Wikipedia defines Ceteris paribus as:

a Latin phrase meaning "with other things the same" or "other things being equal or held constant".

It has always struck me as strange that we (primarily Economists, but it crops up elsewhere too, usually in academia) need a Latin phrase to stand in for the seemingly clear English statements the definition provides. To me, it has always obfuscated more than it clarifies.

I'm curious why this phrase is used, if there is an advantage to using it over one of the equivalent English phrases, and in particular would love to see examples where ceteris paribus conveys the author's intent more clearly than the alternatives might.

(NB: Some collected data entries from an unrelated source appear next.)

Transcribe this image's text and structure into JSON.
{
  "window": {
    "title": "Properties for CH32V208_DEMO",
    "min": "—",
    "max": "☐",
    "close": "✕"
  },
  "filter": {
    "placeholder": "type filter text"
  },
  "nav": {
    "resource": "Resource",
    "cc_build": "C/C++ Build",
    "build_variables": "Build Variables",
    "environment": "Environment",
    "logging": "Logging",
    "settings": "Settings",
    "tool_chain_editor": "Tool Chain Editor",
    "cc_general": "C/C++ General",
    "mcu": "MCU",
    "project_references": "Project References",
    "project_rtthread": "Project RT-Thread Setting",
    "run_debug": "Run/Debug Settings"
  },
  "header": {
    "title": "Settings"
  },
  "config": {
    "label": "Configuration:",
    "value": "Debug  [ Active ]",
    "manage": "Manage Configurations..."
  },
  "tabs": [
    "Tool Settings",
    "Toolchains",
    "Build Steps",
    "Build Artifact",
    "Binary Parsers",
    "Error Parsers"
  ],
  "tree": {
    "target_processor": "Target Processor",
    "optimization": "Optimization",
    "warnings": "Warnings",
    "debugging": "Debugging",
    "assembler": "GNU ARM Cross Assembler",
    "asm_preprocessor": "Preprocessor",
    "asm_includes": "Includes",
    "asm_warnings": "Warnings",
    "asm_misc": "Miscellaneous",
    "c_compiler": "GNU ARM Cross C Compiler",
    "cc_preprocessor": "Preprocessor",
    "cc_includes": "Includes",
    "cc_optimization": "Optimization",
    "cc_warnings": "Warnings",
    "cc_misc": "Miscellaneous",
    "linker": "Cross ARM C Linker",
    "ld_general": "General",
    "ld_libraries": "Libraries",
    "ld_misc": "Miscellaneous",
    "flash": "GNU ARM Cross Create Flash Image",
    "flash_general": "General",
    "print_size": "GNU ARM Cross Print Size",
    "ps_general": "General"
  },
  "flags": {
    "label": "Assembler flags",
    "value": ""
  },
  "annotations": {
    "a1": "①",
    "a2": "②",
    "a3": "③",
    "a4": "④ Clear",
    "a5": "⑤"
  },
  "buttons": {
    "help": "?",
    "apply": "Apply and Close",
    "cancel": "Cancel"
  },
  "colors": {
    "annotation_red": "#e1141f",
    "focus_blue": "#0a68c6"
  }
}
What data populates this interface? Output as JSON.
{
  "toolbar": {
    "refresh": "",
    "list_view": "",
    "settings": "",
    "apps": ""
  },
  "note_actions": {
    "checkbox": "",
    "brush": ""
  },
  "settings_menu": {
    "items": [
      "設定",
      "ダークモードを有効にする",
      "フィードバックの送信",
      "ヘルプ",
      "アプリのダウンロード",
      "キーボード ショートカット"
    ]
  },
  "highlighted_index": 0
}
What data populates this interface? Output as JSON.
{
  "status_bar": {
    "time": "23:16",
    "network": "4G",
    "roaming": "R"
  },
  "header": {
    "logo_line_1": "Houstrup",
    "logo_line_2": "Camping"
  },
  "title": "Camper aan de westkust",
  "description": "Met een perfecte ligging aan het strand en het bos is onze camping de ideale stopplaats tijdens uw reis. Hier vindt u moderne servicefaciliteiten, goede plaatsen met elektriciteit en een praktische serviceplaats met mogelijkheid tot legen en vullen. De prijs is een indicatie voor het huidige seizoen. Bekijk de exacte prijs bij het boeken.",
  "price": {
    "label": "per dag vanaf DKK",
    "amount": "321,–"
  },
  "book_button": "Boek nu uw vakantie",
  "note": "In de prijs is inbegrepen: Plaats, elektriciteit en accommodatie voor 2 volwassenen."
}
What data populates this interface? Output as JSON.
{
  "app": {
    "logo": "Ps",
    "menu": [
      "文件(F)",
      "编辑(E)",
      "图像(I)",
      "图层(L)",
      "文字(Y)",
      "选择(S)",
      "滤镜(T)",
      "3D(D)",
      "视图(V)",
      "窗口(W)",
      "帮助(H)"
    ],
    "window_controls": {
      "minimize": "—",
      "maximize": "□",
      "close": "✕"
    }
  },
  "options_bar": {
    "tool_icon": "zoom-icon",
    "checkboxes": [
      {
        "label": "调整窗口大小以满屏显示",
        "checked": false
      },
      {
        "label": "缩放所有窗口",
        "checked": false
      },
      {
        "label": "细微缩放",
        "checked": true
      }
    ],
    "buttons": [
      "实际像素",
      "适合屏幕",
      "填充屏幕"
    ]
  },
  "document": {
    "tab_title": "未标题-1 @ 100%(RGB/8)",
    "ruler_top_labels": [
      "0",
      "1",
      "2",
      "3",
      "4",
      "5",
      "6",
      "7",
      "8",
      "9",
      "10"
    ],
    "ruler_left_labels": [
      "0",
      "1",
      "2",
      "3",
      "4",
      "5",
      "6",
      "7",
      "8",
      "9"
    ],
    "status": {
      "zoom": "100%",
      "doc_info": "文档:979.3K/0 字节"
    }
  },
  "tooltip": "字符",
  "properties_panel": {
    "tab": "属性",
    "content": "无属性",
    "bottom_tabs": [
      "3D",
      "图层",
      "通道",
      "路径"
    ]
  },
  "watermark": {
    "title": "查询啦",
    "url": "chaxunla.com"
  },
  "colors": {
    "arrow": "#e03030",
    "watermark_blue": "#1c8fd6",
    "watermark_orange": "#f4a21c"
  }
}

I suppose I should clarify; there are certainly many usages of Latin throughout modern English, however generally speaking these usages are more concise, or describe a concept that doesn't directly map to English. Perhaps it is simply my perception, but ceteris paribus has always struck me as more confusing than the equivalent English.

For example, there's not (much of) a difference between etc. and and so on, but the former is both more concise and in common usage.

I'm asking if there's a clear distinction or reason for using ceteris paribus, if the answer is "Nope, it's just so you can sound smarter / demonstrate you're in the I-know-what-this-means club" that's fine by me, I just didn't want to assume that.

  • As opposed to exempli gratia vs. for example or id est vs. that is (to say) or et cetera vs. and so on? It's Latin. That's usually reason enough to use something in itself, of nothing else then just to sound fancy. Mar 10, 2015 at 0:35
  • @JanusBahsJacquet: "eximplia gratia" — are you on a break? Or are you just teasing a poor Latin-CDO person who you knew would read this? Mar 10, 2015 at 0:36
  • @Cerberus Gah! A butterfinger break. Phone typing and trying to catch all my typos while typing doesn't always work so well. Mar 10, 2015 at 0:38
  • @JanusBahsJacquet: Perhaps you should install a Latin keyboard dictionary on your telephone. Mar 10, 2015 at 0:41

1 Answer 1


It is not in itself clearer than any of the phrases your mentioned. But it is internationally recognised and has a fixed, established meaning that everyone recognises immediately. The very fact that it is Latin alerts the reader that it is a special term with a fixed meaning, which is convenient, ceteris paribus. The same applies to other terms, such as a priori, mutatis mutandis, and alea jacta est.